I left you all with a question. What do you wish for?
So I wrote down the piece and posted it here and then went to sleep. And I dreamt. I dreamt of all the weird and possible dreams my friends and readers could think of. They were so many, I couldn’t fathom them all. They all flooded through me in an endless array of pictures and videos which I guess my subconscious was subjected to somewhere down the lane.
At the end I was confronted by one of them, face changing with each second like a legion of people, friends and all I knew.
And then they asked me a question. In a booming, crass, rhythmic voice.
Now what do you wish for dear?
And a wide grin appeared in their face, mocking me. The same grin I had in my face when I asked you the question. You have just passed the ball on to me.

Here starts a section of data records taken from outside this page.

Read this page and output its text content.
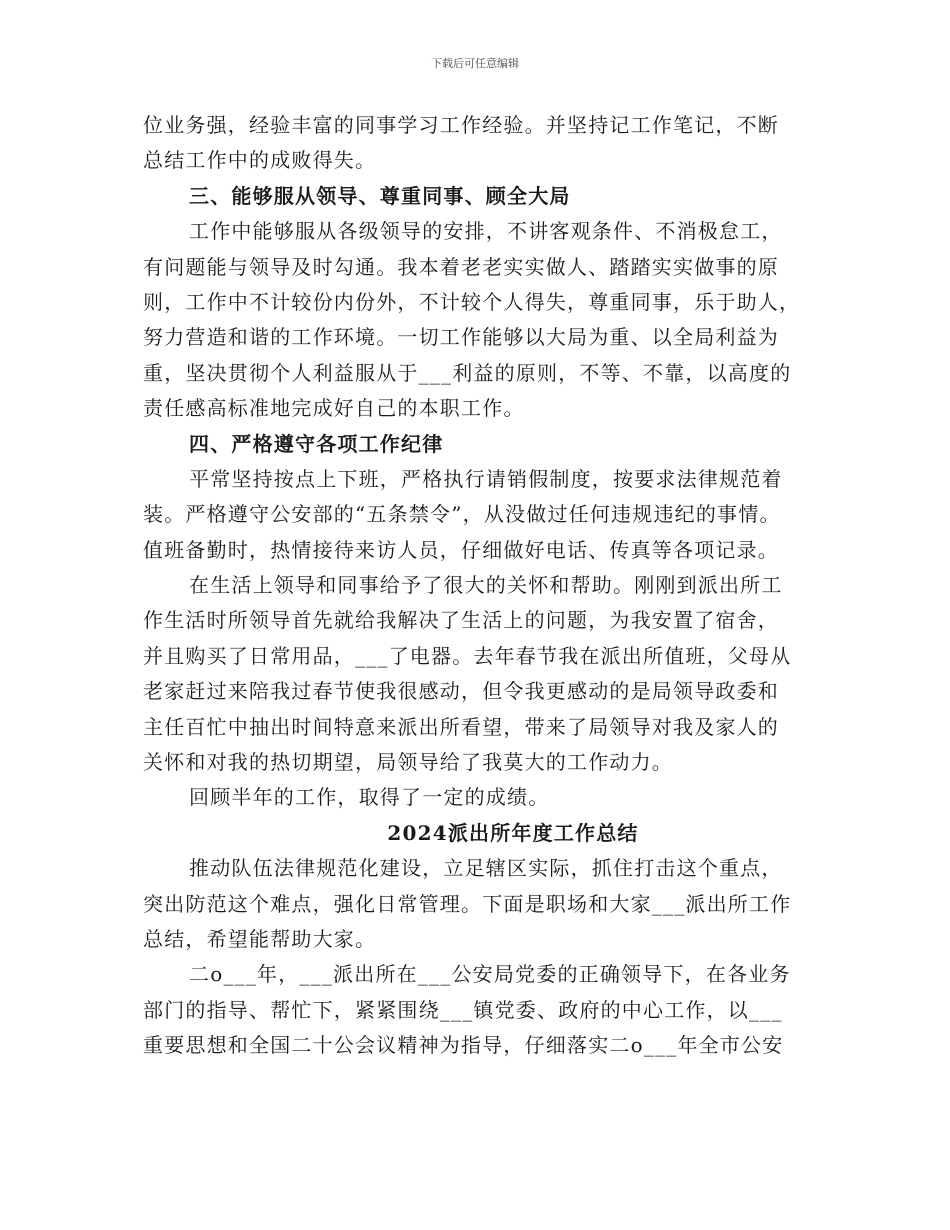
下载后可任意编辑
位业务强，经验丰富的同事学习工作经验。并坚持记工作笔记，不断
总结工作中的成败得失。
三、能够服从领导、尊重同事、顾全大局
工作中能够服从各级领导的安排，不讲客观条件、不消极怠工，
有问题能与领导及时勾通。我本着老老实实做人、踏踏实实做事的原
则，工作中不计较份内份外，不计较个人得失，尊重同事，乐于助人，
努力营造和谐的工作环境。一切工作能够以大局为重、以全局利益为
重，坚决贯彻个人利益服从于___利益的原则，不等、不靠，以高度的
责任感高标准地完成好自己的本职工作。
四、严格遵守各项工作纪律
平常坚持按点上下班，严格执行请销假制度，按要求法律规范着
装。严格遵守公安部的“五条禁令”，从没做过任何违规违纪的事情。
值班备勤时，热情接待来访人员，仔细做好电话、传真等各项记录。
在生活上领导和同事给予了很大的关怀和帮助。刚刚到派出所工
作生活时所领导首先就给我解决了生活上的问题，为我安置了宿舍，
并且购买了日常用品，___了电器。去年春节我在派出所值班，父母从
老家赶过来陪我过春节使我很感动，但令我更感动的是局领导政委和
主任百忙中抽出时间特意来派出所看望，带来了局领导对我及家人的
关怀和对我的热切期望，局领导给了我莫大的工作动力。
回顾半年的工作，取得了一定的成绩。
2024派出所年度工作总结
推动队伍法律规范化建设，立足辖区实际，抓住打击这个重点，
突出防范这个难点，强化日常管理。下面是职场和大家___派出所工作
总结，希望能帮助大家。
二o___年，___派出所在___公安局党委的正确领导下，在各业务
部门的指导、帮忙下，紧紧围绕___镇党委、政府的中心工作，以___
重要思想和全国二十公会议精神为指导，仔细落实二o___年全市公安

I took a deep breath, closed my eyes and had a peep into my memories.
And in an instance I knew what I wished for.
A single wish. No more no less.
I wish to be with her. Together. Until death do part us. That’s all.
Their eyes shriveled back into its normal shape, blood resumed its flow into them and the grin slowly became caressed and dressed for a happy mood. Calmness was seen in their other evil face. And they smiled a warm and happy smile. Cheers were hallowed throughout the landscape and thunderous claps could be heard.
For me it didn’t take long to decide upon my wish. She meant the world to me and I would like to spend the rest of my life with her. So do I have any options left? There are always choices but are they compatible with what you really desire and look forward to.
And then there is the factor of time. What I am now and what I was before and what I will be tomorrow are completely unanswerable. My past is past, gone. I can look into them and cry to have them back. My future is unpredictable. There are a million choices ahead of me now. I don’t know what I will choose now and why I will choose them and what will be their outcome.
But I can at least try to live my life now. With all the emotions and memories of yesteryear and the dreams and hope of tomorrow. And in that I find you to be my wish. No more no less.